Мальчуган не давался, бился в руках Федулова, кусался, но здоровенный дядька легко его осилил и уложил на «кобылу».

Поручик Бутяков «выпорол не в очередь» семилетнего Ипполита Мышкина, брата правофлангового первой роты Григория Мышкина, выпорол жестоко, с оттяжкой, приговаривая:

– Вот твое право, щенок!
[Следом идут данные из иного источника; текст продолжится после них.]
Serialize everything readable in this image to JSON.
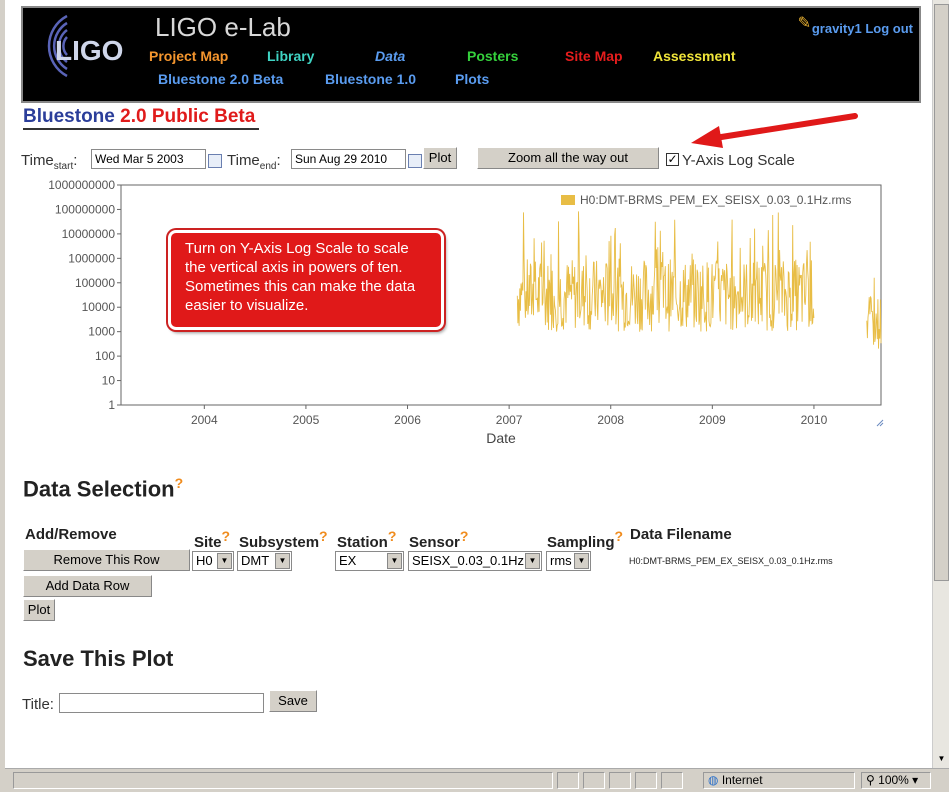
{
  "header": {
    "site_title": "LIGO e-Lab",
    "logo_text": "LIGO",
    "user": "gravity1",
    "logout": "Log out",
    "nav_row1": [
      {
        "label": "Project Map",
        "color": "#f5962e"
      },
      {
        "label": "Library",
        "color": "#3fd3c3"
      },
      {
        "label": "Data",
        "color": "#5a9cf0"
      },
      {
        "label": "Posters",
        "color": "#35d03c"
      },
      {
        "label": "Site Map",
        "color": "#e61d1d"
      },
      {
        "label": "Assessment",
        "color": "#f0e53a"
      }
    ],
    "nav_row2": [
      {
        "label": "Bluestone 2.0 Beta",
        "color": "#5a9cf0"
      },
      {
        "label": "Bluestone 1.0",
        "color": "#5a9cf0"
      },
      {
        "label": "Plots",
        "color": "#5a9cf0"
      }
    ]
  },
  "page_heading": {
    "part1": "Bluestone ",
    "part2": "2.0 Public Beta"
  },
  "controls": {
    "time_label": "Time",
    "start_sub": "start",
    "end_sub": "end",
    "colon": ":",
    "start_value": "Wed Mar 5 2003",
    "end_value": "Sun Aug 29 2010",
    "plot_button": "Plot",
    "zoom_button": "Zoom all the way out",
    "log_scale_label": "Y-Axis Log Scale",
    "log_scale_checked": true
  },
  "callout": {
    "text": "Turn on Y-Axis Log Scale to scale the vertical axis in powers of ten. Sometimes this can make the data easier to visualize."
  },
  "chart_data": {
    "type": "line",
    "xlabel": "Date",
    "ylabel": "",
    "y_scale": "log",
    "ylim": [
      1,
      1000000000
    ],
    "yticks": [
      "1",
      "10",
      "100",
      "1000",
      "10000",
      "100000",
      "1000000",
      "10000000",
      "100000000",
      "1000000000"
    ],
    "xticks": [
      "2004",
      "2005",
      "2006",
      "2007",
      "2008",
      "2009",
      "2010"
    ],
    "xlim": [
      2003.18,
      2010.66
    ],
    "series_color": "#e8bd45",
    "legend": "top-right",
    "series": [
      {
        "name": "H0:DMT-BRMS_PEM_EX_SEISX_0.03_0.1Hz.rms",
        "segments": [
          {
            "x_start": 2007.08,
            "x_end": 2010.0,
            "y_low": 1000,
            "y_high": 1000000,
            "spike_max": 100000000
          },
          {
            "x_start": 2010.52,
            "x_end": 2010.66,
            "y_low": 200,
            "y_high": 30000,
            "spike_max": 200000
          }
        ]
      }
    ],
    "grid": false
  },
  "data_selection": {
    "title": "Data Selection",
    "help": "?",
    "columns": {
      "add_remove": "Add/Remove",
      "site": "Site",
      "subsystem": "Subsystem",
      "station": "Station",
      "sensor": "Sensor",
      "sampling": "Sampling",
      "filename": "Data Filename"
    },
    "row": {
      "site": "H0",
      "subsystem": "DMT",
      "station": "EX",
      "sensor": "SEISX_0.03_0.1Hz",
      "sampling": "rms",
      "filename": "H0:DMT-BRMS_PEM_EX_SEISX_0.03_0.1Hz.rms"
    },
    "remove_button": "Remove This Row",
    "add_button": "Add Data Row",
    "plot_button": "Plot"
  },
  "save_plot": {
    "title": "Save This Plot",
    "title_label": "Title:",
    "title_value": "",
    "save_button": "Save"
  },
  "statusbar": {
    "zone": "Internet",
    "zoom": "100%"
  }
}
Вот твое право, щенок!

2

Только принцессы чувствуют неудобство, если под их мягкие тюфяки попадает горошина. Кантонисты не так привередливы: даже после порки они неплохо себя чувствовали и на жестких нарах. Не только неплохо, но даже отлично: им объявили, что три дня не будет занятий и что желающих отпустят «на побывку».

В классах забурлило: по воздуху летели сапоги, гимнастерки, пояса; дядьки метались меж нар, стараясь оплеухами и тычками водворить порядок.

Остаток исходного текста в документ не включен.